CinémaSe souvenir de Jean-Luc Godard
La veille de sa mort volontaire, Jean-Luc Godard a bouclé un court métrage inédit de 18 minutes que la Cinémathèque est heureuse de présenter en première québécoise. Intitulé Scénarios (2024), il sera suivi du moyen métrage Exposé du film annonce du film « Scénario » (2024), tourné en 2021, dans lequel Godard expose son projet. À cette occasion, nous recevrons Fabrice Aragno, collaborateur du cinéaste depuis Notre musique (2004), et présenterons en 3D Adieu au langage (2014), œuvre majeure de sa période expérimentale, ainsi que le court métrage Les trois désastres (2013).

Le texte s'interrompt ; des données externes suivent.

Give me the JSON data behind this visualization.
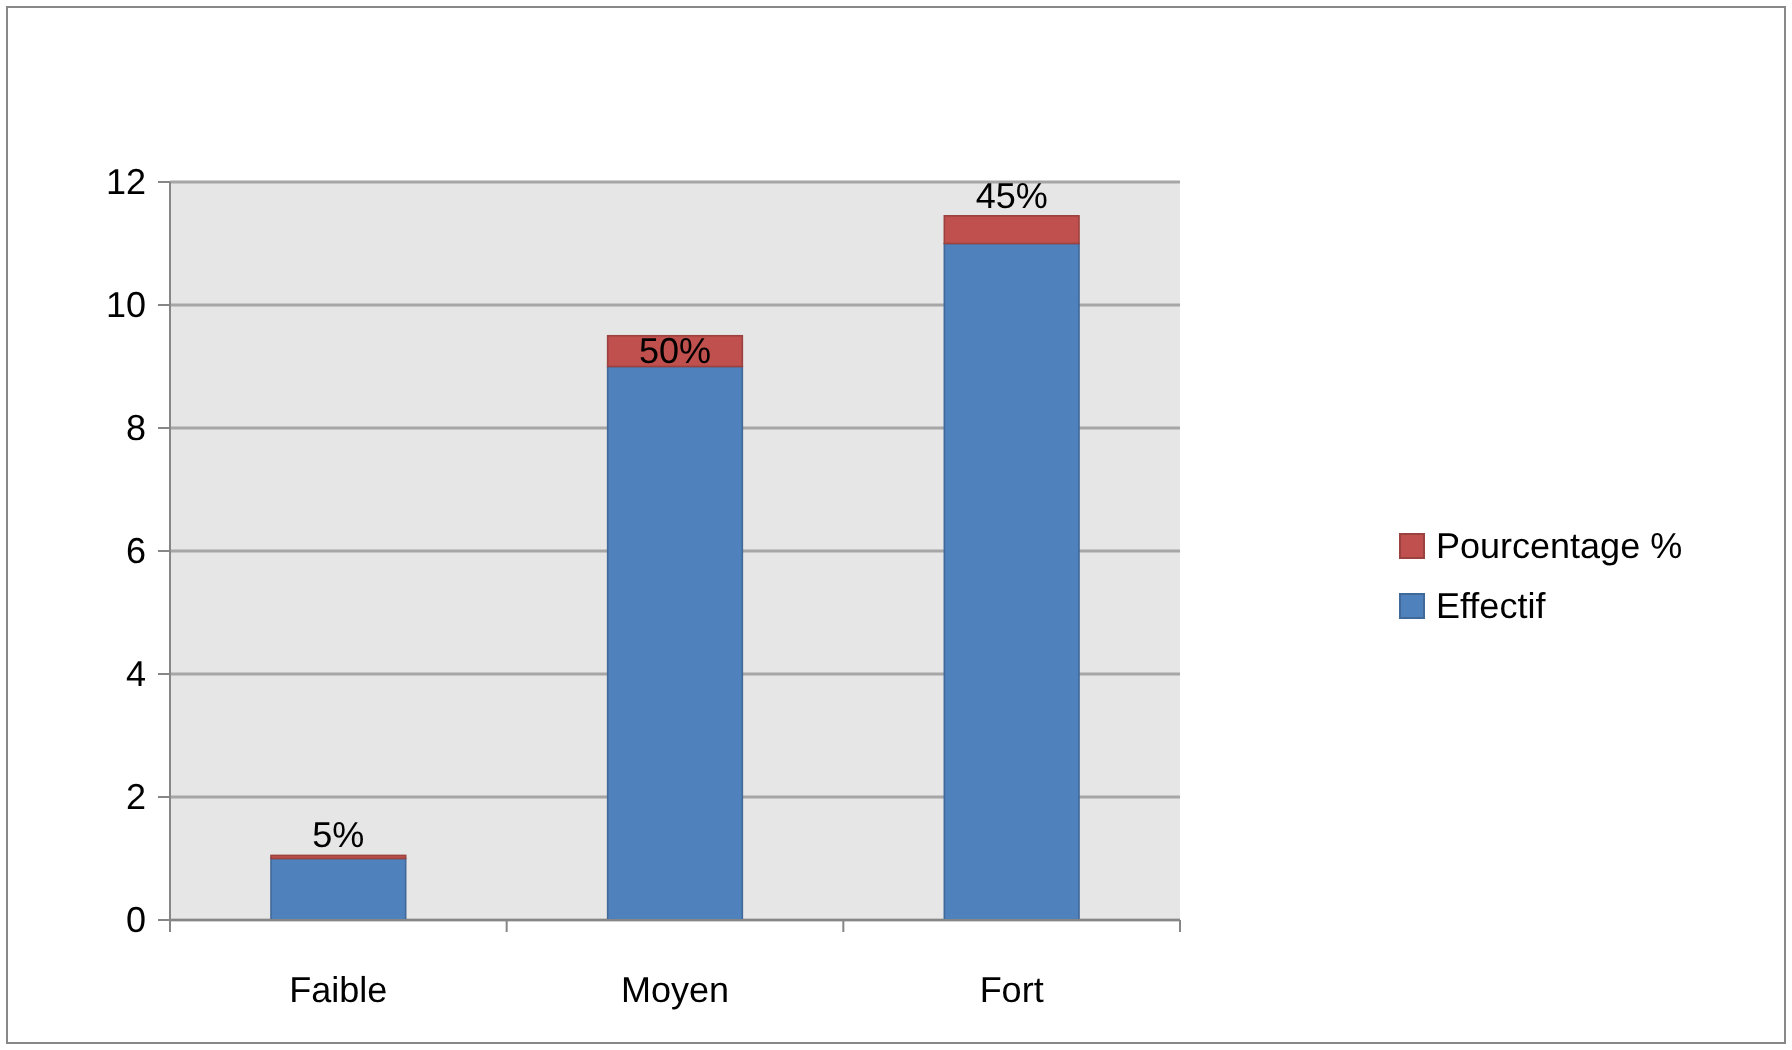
{
  "chart_data": {
    "type": "bar",
    "stacked": true,
    "categories": [
      "Faible",
      "Moyen",
      "Fort"
    ],
    "series": [
      {
        "name": "Effectif",
        "color": "#4f81bd",
        "values": [
          1,
          9,
          11
        ]
      },
      {
        "name": "Pourcentage %",
        "color": "#c0504d",
        "values": [
          0.05,
          0.5,
          0.45
        ],
        "value_labels": [
          "5%",
          "50%",
          "45%"
        ]
      }
    ],
    "ylim": [
      0,
      12
    ],
    "yticks": [
      0,
      2,
      4,
      6,
      8,
      10,
      12
    ],
    "grid": "y",
    "legend": "right"
  }
}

À l’instar de tous les films de réemploi de Jean-Luc Godard, Scénarios, qui restera comme l’ultime geste de cinéma, s’articule autour de l’idée de fragment. Le film est fragmenté, composé de deux chapitres (« ADN, éléments fondamentaux » et « IRM, odyssée »), mais surtout réutilise des extraits de vidéos et de films, leur assemblage formant un éblouissant maelstrom que des sons de scanners et de machines industrielles viennent agrémenter. Résultat : un bouillonnement de pensées, de pistes réflexives et d’éclats de montage, s’inscrivant dans la droite ligne des Histoire(s) du cinéma (1988-1998) et du Livre d’image (2018). Scénarios est aussi un film au-dessus duquel plane le spectre de la mort. Godard montre des scènes d’agonie et d’accidents mortels issues de toute l’histoire du cinéma, de Hawks à Rossellini en passant par ses propres films. Si sa voix tapisse l’ensemble du film, il n’apparaît en personne que vers la fin. Assis sur son lit, il semble prêt à s’allonger dans un cercueil imaginaire. Le cinéma serait-il l’art le plus à même de représenter le trépas ?

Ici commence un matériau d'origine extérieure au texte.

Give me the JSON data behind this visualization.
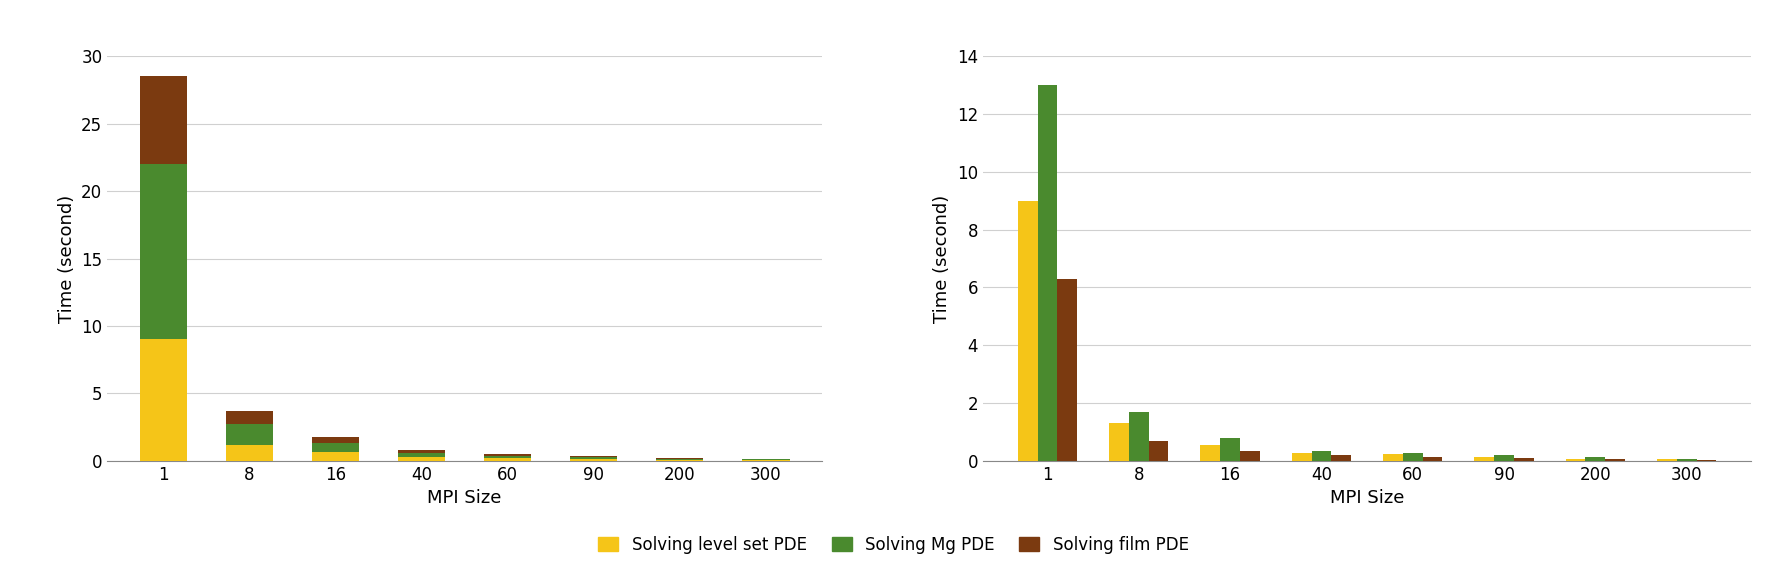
{
  "mpi_sizes": [
    1,
    8,
    16,
    40,
    60,
    90,
    200,
    300
  ],
  "left_yellow": [
    9.0,
    1.2,
    0.65,
    0.28,
    0.18,
    0.13,
    0.08,
    0.05
  ],
  "left_green": [
    13.0,
    1.5,
    0.7,
    0.32,
    0.2,
    0.14,
    0.09,
    0.05
  ],
  "left_brown": [
    6.5,
    1.0,
    0.45,
    0.22,
    0.15,
    0.1,
    0.06,
    0.04
  ],
  "right_yellow": [
    9.0,
    1.3,
    0.55,
    0.28,
    0.22,
    0.15,
    0.08,
    0.05
  ],
  "right_green": [
    13.0,
    1.7,
    0.8,
    0.35,
    0.27,
    0.2,
    0.12,
    0.08
  ],
  "right_brown": [
    6.3,
    0.7,
    0.35,
    0.2,
    0.15,
    0.1,
    0.07,
    0.04
  ],
  "color_yellow": "#F5C518",
  "color_green": "#4A8A2E",
  "color_brown": "#7B3A10",
  "ylabel": "Time (second)",
  "xlabel": "MPI Size",
  "left_ylim": [
    0,
    30
  ],
  "right_ylim": [
    0,
    14
  ],
  "left_yticks": [
    0,
    5,
    10,
    15,
    20,
    25,
    30
  ],
  "right_yticks": [
    0,
    2,
    4,
    6,
    8,
    10,
    12,
    14
  ],
  "legend_labels": [
    "Solving level set PDE",
    "Solving Mg PDE",
    "Solving film PDE"
  ]
}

Film annonce du film qui n’existera jamais : « Drôles de Guerres » (2023) nous l’a montré : Jean-Luc Godard aimait « storyboarder » ses films dans des carnets illustrés contenant citations, collages, pensées et peintures imprimées. En s’appuyant sur une démarche analogue à celle mise en œuvre dans Scénario du film « Passion » (1982), Exposé du film annonce du film « Scénario » montre JLG expliquer le film Scénarios (initialement conçu comme un long métrage en six parties) en parcourant le scrapbook. Un album qu’il égraine d’annotations et de dessins au fur et à mesure qu’il en tourne les pages. De sa voix chevrotante, il donne des indications tantôt sûres, tantôt incertaines. Ses mains, souvent cadrées en gros plan, nous guident au fil de sa pensée (« la vraie condition de l’Homme est de penser avec ses mains », entendait-on dans Le Livre d’image). Dans cet Exposé du film…, Godard offre plus que des bribes d’un film inachevé, il nous invite à imaginer, à rêver de Scénarios. Après tout, comme disait Pier Paolo Pasolini dans Le Décaméron (1971) : « Pourquoi réaliser une œuvre alors qu’il est si beau de la rêver ? »
En 2013, Jean-Luc Godard réalise le court métrage Les trois désastres, essai poétique et méditatif autour de l’impact des avancées technologiques sur la société et le cinéma. Il constitue un segment de 3x3D, assemblage de films courts réalisés en relief dont les deux autres signataires sont Peter Greenaway et Edgar Pêra. S’il développe, au sein du film, un discours hostile au numérique – « le numérique sera une dictature » dit-il de sa voix sépulcrale – il use de la technologie 3D en laborantin fou, s’adonnant à diverses expérimentations qu’il portera à son apogée dans Adieu au langage.
Dans ce film, Godard pousse la 3D dans ses retranchements, lui retire sa dimension spectaculaire et lui confère un caractère expérimental. L’outil tridimensionnel permet au cinéaste de proposer un regard alternatif sur la réalité, octroyant une profondeur inédite à des scènes du quotidien a priori banales. Comme dans Film Socialisme (2010), le cinéaste confronte la petite et la grande histoire. Une microfiction – un couple en proie à l’incommunicabilité, un chien dont le mutisme sert d’intercession… – croise des images d’archives, des extraits de films et des citations écrites ou prononcées, évoquant ce que le XXe siècle a connu de catastrophes, entre autres le nazisme. Critique d’une société technicienne qui fait fi du langage pour s’exprimer et dans laquelle les mots ont perdu leur sens, Adieu au langage s’impose comme un ludique laboratoire d’expérimentations formelles, et donne l’impression de nager dans un tableau impressionniste. Un film d’une densité exceptionnelle et d’une beauté à couper le souffle.